Part of the issue is probably re-defining the function in a for loop. Does it happen if you just define the function once? Why do you need to keep redefining it?

Yes, intensity_point is deterministic. Kerr and IntensityPixel are structs that I use to cache some information.

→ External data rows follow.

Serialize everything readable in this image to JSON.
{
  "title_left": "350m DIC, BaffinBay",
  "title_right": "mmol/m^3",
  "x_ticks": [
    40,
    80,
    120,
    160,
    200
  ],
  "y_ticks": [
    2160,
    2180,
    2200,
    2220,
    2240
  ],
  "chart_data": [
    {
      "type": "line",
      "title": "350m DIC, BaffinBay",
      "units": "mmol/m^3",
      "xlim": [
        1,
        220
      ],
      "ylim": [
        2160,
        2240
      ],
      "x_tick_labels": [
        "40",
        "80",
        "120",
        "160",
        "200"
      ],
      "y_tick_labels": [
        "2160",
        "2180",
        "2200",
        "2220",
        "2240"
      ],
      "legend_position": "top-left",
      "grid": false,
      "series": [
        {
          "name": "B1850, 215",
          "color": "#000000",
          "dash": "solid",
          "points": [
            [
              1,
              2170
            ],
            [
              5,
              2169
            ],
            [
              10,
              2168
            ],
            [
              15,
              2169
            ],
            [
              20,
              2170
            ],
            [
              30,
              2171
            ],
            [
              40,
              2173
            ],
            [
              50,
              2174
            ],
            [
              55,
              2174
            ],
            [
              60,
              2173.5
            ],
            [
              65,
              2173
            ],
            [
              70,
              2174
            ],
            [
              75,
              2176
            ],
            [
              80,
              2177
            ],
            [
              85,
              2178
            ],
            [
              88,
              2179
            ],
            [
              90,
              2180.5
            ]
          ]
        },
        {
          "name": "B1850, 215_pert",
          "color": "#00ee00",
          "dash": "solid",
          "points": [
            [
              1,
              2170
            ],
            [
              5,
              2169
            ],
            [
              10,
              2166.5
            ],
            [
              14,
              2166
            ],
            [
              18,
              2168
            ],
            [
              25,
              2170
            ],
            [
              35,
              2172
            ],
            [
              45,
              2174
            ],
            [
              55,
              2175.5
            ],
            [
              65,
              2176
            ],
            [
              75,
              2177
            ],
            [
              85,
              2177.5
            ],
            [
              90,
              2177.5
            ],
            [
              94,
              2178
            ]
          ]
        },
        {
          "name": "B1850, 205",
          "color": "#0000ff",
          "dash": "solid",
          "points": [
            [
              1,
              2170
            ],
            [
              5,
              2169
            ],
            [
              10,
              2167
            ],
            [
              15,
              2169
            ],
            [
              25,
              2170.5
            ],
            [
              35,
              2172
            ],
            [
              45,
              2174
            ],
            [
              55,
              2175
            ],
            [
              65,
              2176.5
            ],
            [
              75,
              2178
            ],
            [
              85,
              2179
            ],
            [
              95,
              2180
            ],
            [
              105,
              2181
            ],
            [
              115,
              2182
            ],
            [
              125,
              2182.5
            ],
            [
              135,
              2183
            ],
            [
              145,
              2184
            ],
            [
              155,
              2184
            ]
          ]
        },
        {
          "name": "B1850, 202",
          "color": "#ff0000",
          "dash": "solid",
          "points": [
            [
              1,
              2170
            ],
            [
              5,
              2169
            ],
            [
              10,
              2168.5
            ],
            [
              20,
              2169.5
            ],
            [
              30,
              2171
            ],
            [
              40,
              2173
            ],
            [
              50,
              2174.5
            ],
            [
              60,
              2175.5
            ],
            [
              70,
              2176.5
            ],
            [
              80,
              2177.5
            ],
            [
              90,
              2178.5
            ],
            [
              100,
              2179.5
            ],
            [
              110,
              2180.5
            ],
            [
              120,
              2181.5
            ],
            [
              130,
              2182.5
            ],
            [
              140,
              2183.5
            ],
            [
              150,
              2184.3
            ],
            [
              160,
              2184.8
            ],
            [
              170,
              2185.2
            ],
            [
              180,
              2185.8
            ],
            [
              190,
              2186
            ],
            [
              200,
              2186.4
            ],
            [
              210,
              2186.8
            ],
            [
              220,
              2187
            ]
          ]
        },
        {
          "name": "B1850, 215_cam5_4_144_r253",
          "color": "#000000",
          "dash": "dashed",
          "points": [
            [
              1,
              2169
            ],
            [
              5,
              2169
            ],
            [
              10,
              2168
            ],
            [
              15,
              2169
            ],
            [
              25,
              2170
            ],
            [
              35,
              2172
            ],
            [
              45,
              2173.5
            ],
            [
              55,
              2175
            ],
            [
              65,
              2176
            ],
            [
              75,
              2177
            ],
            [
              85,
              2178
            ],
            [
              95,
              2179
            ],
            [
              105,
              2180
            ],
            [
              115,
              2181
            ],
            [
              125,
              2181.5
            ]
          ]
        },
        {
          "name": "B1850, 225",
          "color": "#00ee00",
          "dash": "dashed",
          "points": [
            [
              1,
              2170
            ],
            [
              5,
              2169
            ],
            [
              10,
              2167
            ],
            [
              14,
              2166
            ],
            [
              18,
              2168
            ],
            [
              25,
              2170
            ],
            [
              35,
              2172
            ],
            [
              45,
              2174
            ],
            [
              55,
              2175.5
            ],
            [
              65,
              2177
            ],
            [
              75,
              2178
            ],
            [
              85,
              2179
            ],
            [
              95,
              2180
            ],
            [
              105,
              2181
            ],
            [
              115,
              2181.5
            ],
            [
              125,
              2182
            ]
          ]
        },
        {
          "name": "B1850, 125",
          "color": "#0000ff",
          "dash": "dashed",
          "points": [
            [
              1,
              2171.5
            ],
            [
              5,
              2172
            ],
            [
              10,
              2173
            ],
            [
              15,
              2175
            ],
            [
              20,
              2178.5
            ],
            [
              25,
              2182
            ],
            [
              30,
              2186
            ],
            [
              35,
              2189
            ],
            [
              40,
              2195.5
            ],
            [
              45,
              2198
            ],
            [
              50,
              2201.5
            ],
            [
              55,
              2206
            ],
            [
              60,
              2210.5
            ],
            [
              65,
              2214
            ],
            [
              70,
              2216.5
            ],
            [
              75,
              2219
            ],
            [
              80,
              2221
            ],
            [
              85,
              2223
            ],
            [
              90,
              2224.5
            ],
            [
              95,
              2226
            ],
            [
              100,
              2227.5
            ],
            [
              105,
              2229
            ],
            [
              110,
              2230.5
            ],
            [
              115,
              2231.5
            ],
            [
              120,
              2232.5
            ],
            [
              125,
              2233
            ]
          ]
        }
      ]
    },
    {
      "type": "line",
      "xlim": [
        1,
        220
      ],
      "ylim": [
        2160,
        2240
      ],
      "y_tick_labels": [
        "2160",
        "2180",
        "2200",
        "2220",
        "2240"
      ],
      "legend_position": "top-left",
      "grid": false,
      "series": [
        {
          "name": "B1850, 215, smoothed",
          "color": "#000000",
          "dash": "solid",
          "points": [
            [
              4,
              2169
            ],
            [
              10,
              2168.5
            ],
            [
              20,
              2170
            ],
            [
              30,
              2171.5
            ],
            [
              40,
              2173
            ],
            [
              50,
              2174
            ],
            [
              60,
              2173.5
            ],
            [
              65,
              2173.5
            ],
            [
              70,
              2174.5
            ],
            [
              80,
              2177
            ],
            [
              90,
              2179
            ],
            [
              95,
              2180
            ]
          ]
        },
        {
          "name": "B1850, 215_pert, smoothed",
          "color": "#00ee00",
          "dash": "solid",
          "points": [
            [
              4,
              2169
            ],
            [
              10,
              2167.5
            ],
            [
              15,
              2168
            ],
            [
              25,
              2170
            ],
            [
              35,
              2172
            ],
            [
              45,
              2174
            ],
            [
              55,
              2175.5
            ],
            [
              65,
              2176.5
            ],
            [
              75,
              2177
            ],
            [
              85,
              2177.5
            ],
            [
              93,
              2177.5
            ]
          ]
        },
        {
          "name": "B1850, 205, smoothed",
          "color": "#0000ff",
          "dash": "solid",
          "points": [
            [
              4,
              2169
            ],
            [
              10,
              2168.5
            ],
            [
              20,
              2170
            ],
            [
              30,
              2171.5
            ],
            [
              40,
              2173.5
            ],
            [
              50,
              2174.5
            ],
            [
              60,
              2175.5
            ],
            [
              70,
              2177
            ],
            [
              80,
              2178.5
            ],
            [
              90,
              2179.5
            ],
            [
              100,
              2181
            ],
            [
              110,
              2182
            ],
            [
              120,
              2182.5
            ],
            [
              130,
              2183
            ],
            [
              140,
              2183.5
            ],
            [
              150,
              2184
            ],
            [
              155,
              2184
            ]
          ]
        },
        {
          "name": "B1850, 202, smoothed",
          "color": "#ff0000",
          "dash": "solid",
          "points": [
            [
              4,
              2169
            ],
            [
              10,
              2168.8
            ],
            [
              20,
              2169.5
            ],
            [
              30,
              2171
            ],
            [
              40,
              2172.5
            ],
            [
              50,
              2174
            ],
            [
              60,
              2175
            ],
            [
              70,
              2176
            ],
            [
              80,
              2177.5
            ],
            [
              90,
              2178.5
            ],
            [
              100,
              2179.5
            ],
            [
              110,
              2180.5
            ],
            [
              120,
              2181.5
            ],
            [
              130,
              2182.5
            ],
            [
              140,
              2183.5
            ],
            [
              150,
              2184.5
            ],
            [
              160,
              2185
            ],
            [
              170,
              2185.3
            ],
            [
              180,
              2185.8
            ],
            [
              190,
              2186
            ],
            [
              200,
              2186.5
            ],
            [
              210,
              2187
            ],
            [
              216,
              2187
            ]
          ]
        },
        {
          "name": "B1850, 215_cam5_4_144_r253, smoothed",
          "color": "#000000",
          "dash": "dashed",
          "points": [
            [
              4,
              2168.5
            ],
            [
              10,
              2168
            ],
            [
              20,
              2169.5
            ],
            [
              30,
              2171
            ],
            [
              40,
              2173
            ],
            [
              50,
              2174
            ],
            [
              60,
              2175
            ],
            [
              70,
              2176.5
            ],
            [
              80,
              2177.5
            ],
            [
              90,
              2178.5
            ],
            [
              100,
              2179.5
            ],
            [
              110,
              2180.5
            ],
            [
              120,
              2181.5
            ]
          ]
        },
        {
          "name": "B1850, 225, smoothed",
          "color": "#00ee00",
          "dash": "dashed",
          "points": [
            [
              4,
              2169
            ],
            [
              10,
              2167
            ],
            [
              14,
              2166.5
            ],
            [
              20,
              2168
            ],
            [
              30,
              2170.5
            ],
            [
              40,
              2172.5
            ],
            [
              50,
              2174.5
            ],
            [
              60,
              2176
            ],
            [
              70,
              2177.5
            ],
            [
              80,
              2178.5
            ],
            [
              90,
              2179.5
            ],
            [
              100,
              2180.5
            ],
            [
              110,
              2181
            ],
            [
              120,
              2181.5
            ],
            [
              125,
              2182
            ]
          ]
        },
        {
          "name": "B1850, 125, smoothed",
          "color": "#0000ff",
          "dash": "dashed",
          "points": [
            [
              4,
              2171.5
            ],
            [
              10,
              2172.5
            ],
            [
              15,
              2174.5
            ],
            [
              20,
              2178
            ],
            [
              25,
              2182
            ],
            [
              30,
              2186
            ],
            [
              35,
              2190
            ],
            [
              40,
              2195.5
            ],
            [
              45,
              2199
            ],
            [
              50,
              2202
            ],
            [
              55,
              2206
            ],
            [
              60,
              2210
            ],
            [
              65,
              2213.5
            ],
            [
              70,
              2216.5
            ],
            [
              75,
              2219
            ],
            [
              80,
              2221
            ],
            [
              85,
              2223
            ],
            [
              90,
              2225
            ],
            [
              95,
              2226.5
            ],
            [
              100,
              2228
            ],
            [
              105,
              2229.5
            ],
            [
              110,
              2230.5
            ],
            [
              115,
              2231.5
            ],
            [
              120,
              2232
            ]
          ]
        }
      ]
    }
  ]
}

struct Kerr{T} <: AbstractMetric
    "M = mass"
    mass::T  
    "a = J/M, where J is the angular momentum and M is the mass of the blackhole."
    spin::T
    function Kerr(spin::T) where {T}
        new{T}(one(T), spin)
    end
end

struct IntensityPixel{T} <: AbstractPixel
    metric::Kerr{T}
    screen_coordinate::NTuple{2, T}
    "Radial roots"
    roots::NTuple{4,Complex{T}}
    "Radial antiderivative"
    I0_inf::T
    "Angular antiderivative"
    absGθo_Gθhat::NTuple{2,T}
    "Inclination"
    θo::T
    η::T
    λ::T
    function IntensityPixel(met::Kerr{T}, α, β, θo) where {T}
        tempη = Krang.η(met, α, β, θo)
        tempλ = Krang.λ(met, α, θo)
        roots = Krang.get_radial_roots(met, tempη, tempλ)
        numreals = sum(_isreal2.(roots))
        if (numreals == 2) && (abs(imag(roots[4])) < sqrt(eps(T)))
            roots = (roots[1], roots[4], roots[2], roots[3])
        end
        new{T}(
            met,
            (α, β), 
            roots,
            Krang.Ir_inf(met, roots), 
            Krang._absGθo_Gθhat(met, θo, tempη, tempλ), 
            θo, tempη, tempλ
        )
    end
end

Defining the function once causes enzyme to either always return NaN or the an actual number. I was redefining the function to show that different answers for the derivative can be returned, even though the function itself always returns the same value.

Open an issue on Enzyme with the MWE, Enzyme version, and Julia/OS version?

Sure thing

Created an issue with an MWE on github.